Dark cuisine or hei an liao li (黑暗料理 (黑暗料理, hēi'àn liàolǐ)) is a Chinese neologism referring to a culinary style built around foods or food combinations that sound bizarre or even disgusting but which often are tastier than anticipated.

== History ==
Dark cuisine typically sounds or looks bizarre or even disgusting but in some cases is more appealing than anticipated. The Chinese term hei an liao li dates from its use in Chuuka Ichiban!, or "China's Number One!", a 1990s manga series by Etsushi Ogawa, that follow a young chef in 19th-century China as he fights the Dark Cooking Society. In China the term had been used starting in 2012 to discuss stargazy pie, a Cornish dish that exemplified "all that the Chinese find baffling about Western cooking".

== Definition ==
According to food entrepreneur Jing (Jenny) Gao, the term can be used for "anything that's particularly hard to swallow," from ingredient combinations that make people feel squeamish to food produced under conditions of poor hygiene including in hole-in-the-wall restaurants in Chengdu that are so popular they "attract people like flies" and are called "fly" restaurants. "Absurd" combinations are common.

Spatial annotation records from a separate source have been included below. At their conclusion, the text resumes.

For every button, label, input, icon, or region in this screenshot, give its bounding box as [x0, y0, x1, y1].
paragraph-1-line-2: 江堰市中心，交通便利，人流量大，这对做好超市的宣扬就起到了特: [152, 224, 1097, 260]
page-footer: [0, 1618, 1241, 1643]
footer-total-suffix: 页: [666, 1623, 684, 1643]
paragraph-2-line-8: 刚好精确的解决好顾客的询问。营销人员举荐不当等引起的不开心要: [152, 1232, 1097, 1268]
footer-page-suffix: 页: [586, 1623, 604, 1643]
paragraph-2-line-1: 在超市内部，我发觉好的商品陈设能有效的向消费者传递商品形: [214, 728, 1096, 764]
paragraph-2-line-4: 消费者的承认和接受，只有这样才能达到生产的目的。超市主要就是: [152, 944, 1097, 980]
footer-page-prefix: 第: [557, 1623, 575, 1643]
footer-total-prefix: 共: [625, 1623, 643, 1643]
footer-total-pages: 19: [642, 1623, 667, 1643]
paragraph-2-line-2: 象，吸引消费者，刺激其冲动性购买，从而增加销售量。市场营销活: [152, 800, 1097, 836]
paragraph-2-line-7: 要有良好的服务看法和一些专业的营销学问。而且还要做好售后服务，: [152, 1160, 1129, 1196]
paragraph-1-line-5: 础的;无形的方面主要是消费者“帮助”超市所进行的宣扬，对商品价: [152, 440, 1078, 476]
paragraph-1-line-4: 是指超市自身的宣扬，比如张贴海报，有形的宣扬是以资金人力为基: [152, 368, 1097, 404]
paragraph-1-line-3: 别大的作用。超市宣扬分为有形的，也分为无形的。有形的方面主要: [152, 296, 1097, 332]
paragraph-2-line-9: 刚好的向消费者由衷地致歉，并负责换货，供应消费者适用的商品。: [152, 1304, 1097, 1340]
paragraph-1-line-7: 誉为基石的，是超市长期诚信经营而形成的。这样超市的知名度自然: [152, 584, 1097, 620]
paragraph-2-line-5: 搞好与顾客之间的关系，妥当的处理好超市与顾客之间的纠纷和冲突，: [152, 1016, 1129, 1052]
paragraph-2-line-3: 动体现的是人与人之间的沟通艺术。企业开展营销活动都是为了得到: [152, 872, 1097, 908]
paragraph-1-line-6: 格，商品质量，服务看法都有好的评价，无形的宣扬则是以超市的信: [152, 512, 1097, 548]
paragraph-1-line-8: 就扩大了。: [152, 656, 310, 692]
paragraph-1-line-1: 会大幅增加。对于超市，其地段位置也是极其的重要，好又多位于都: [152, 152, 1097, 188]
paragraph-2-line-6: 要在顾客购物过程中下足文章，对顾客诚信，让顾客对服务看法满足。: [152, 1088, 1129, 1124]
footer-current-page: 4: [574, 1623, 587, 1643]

Often dishes are posted to social media for their bragging rights or shock value.

== Examples ==
Examples include ice cream topped with chili crisp; a combination dreamed up by chef Christine Flynn of "Velveeta foam, spherified Gatorade and Doritos crushed into a decorative "soil"; and "struggle plates": documentation of home cooking disasters that the unfortunate cook ate anyway. Another commenter, after requesting "dark cuisine" combinations from her chef friends, listed sliced roast beef topped with blueberry yogurt, sausage with peanut butter and onions, and chili crisp peanut brittle.

== Related ==
Malmö, Sweden, hosts the Disgusting Food Museum which opened in 2018 and encourages visitors to "question what they find disgusting". American chef David Chang hosts a Netflix series called Ugly Delicious.